Charlotte Guichard and Stéphane Van Damme’s Les Antiquités dépaysées is the March volume in the Oxford University Studies in the Enlightenment series. This book is the first on geopolitics of antiquarianism in the eighteenth-century. In this blog post, Charlotte Guichard and Stéphane Van Damme discuss this new publication and how the volume came to exist.
In recent decades there has been a proliferation of conferences, books and articles that have rethought antiquarian knowledge in a global context in art history, history of material culture, and the history of knowledge. They were mainly based on the idea of the long — even deep — history of Antiquity and on a comparative approach between cultures of collecting. There were also perspectives on the history of Antiquity more rooted in the colonial world or addressing global Renaissance. In all these cases, the aim was to break with the disciplinary genealogies of modern archaeology in order to recapture the early modern period.
Our viewpoint in this book was slightly different: we questioned the idea that antiquarian curiosity was an anthropological invariant, and we also wanted to interrogate further the shift from antiquarianism to archaeology that occurred during the Enlightenment. We come from two different but complementary backgrounds: Charlotte Guichard comes from art history and has done a lot of work on collecting, expertise and the world of objects, and Stéphane Van Damme comes from the history of science and has taken an interest in urban antiquities. This volume is therefore the result of a series of meetings that took place in Paris that aimed to pool the approaches of a new generation of historians and art historians who belong to different historiographical fields and who have been sensitized to the question of the circulation of antiques in the eighteenth century in worlds and spaces as different as the Mughal Empire, the Chinese Empire, the Arabian Peninsula and the Middle East, the Spanish empires in New Spain, or the antiquarian culture in the young Republic of the United States.
Our problem is anchored in a connected history and we chose to focus on the devices of encounter that constitute moments of testing and appraising of these artefacts. Circulation is not an inert framework but a phase of transformation, translation and adaptation that played a role in giving a new identity to these artefacts. We have therefore always paid attention to the actors, the mediations that made these circulations possible or, on the contrary, hindered them. Less than structural comparison, the connection and circulation between these worlds required agreements on the nature of these objects and their interpretations. The history of knowledge mobilized here is part of the material turn to account for this intense work of qualification, as the ontologies of objects and artefacts are not fixed but constantly discussed and negotiated. The global dimension does not invite us to focus solely on the analysis of the processes of globalization of a material culture of Antiquity, but rather to show the diversity of the collecting enterprises and the variety of local contexts in which they were embedded.
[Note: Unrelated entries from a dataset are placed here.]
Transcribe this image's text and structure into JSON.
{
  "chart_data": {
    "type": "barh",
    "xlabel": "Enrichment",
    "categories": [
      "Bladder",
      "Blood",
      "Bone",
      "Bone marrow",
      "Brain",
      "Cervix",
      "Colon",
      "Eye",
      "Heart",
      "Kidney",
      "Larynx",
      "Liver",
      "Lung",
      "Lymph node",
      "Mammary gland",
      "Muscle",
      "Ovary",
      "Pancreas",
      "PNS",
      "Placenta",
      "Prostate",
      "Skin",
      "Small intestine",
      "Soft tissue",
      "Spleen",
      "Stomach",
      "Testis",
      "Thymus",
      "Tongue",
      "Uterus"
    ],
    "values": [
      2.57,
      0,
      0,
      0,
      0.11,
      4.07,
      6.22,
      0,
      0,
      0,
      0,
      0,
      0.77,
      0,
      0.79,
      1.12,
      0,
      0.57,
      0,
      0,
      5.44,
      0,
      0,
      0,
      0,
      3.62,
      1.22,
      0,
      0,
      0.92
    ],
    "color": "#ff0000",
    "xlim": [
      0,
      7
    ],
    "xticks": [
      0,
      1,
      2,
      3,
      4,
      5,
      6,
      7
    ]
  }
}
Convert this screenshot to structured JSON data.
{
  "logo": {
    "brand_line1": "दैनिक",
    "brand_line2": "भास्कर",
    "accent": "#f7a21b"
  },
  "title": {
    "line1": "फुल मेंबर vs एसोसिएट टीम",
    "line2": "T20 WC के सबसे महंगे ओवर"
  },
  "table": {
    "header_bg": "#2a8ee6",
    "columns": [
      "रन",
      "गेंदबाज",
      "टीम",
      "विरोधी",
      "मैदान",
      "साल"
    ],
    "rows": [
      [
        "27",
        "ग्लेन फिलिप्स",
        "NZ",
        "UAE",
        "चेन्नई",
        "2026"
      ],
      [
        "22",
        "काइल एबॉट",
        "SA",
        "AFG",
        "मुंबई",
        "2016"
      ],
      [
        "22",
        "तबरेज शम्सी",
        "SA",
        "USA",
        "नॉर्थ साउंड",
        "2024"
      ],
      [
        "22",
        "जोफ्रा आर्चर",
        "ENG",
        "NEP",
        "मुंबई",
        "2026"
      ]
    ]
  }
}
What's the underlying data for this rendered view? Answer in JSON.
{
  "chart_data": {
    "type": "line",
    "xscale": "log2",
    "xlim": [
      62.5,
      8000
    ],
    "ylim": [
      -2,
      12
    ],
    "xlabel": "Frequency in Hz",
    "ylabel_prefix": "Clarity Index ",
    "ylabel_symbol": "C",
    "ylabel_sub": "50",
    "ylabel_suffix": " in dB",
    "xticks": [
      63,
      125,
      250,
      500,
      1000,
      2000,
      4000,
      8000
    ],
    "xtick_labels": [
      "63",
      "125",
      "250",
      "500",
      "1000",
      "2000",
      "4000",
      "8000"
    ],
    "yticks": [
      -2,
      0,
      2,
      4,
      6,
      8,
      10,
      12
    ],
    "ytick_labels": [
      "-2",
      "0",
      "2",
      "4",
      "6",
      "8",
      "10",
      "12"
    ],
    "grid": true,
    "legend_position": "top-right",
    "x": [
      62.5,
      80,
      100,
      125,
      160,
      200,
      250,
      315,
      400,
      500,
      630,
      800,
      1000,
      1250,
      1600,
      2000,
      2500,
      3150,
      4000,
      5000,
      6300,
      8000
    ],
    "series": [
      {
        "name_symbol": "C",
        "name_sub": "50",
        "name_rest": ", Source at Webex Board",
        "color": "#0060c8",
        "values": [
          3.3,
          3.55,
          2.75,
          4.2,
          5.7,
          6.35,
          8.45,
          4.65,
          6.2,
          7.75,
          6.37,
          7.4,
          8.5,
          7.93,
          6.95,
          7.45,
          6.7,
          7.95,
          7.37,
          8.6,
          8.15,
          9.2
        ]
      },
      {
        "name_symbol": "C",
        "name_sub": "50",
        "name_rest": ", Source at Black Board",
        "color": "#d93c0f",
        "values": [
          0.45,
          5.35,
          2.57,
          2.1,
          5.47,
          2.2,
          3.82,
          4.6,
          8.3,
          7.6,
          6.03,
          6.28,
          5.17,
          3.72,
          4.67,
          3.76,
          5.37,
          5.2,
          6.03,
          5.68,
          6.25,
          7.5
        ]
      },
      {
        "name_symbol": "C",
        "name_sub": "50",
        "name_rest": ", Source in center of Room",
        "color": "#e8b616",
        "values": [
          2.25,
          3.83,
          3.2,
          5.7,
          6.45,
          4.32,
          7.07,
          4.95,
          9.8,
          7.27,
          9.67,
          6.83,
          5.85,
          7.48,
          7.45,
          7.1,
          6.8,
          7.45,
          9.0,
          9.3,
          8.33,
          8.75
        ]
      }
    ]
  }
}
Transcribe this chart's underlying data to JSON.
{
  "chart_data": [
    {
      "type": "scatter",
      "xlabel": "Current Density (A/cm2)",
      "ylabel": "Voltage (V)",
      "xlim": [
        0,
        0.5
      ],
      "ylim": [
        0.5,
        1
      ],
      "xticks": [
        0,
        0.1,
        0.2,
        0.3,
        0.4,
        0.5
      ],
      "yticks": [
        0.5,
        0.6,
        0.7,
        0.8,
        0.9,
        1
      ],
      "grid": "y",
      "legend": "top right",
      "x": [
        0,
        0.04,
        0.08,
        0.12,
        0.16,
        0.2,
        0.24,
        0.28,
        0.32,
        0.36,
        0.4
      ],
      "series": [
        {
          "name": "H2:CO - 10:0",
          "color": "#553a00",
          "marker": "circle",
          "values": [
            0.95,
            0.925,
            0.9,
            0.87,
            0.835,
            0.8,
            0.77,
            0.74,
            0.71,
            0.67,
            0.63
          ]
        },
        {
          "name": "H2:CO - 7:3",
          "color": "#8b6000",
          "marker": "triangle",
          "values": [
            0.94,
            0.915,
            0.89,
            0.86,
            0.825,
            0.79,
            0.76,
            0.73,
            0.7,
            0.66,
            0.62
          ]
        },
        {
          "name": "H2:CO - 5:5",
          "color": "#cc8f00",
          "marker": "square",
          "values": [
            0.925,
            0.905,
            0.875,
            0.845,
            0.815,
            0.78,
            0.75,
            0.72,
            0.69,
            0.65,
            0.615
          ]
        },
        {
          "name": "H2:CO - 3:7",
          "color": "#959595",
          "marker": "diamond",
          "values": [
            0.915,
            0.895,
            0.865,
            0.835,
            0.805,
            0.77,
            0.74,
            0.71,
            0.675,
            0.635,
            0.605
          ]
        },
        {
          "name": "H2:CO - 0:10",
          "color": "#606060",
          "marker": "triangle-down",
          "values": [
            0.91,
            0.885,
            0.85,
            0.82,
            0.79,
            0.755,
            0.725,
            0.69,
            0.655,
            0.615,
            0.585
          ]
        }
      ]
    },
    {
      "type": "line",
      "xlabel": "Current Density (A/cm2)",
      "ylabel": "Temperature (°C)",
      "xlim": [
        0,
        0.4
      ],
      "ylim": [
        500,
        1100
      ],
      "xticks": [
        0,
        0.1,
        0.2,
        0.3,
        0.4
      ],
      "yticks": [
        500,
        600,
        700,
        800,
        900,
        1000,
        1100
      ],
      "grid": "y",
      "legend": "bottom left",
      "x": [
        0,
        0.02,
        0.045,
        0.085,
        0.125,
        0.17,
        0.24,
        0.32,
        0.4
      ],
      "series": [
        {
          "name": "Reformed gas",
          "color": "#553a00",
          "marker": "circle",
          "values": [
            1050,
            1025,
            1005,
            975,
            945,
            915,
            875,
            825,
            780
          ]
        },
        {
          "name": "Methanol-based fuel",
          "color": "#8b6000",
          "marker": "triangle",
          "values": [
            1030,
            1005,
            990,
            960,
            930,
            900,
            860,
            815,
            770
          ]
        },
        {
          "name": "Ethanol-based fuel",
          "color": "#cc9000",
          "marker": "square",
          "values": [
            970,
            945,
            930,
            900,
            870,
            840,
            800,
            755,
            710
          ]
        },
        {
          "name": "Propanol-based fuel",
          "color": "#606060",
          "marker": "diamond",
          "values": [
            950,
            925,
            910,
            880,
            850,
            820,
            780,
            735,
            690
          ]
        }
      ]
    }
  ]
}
By studying antiquarian knowledge in context, the book aims to give an archipelagic representation of the antiquarian world rather than the plenary vision that has become established, and which gives a false image of these exchanges. In the eighteenth century, there were indeed high places and metropolitan cities where these meetings took place: Paris, London, Philadelphia, Constantinople, Beijing, Delhi, Mexico. The collective work therefore consisted in mapping these exchanges. While the paradigm of international trade was established in eighteenth century European societies, the flow of antique objects was not homogeneous. Antiquarian curiosity was not unanimously shared, and enthusiasm was often tempered. This book reveals, on the contrary, the indifference or the obstacles in this pursuit. In so doing, our collective investigation aims to re-politicize the exchanges, highlight the conflicts and power relations, and even the economy of predation that surrounded these circulations of Antiquity in the Eighteenth- century.
— Charlotte Guichard and Stéphane Van Damme (Ecole normale supérieure)
Les Antiquités dépaysées: Histoire globale de la culture antiquaire au siècle des Lumières is part of the Oxford University Studies in the Enlightenment series, published in collaboration with the Voltaire Foundation, University of Oxford.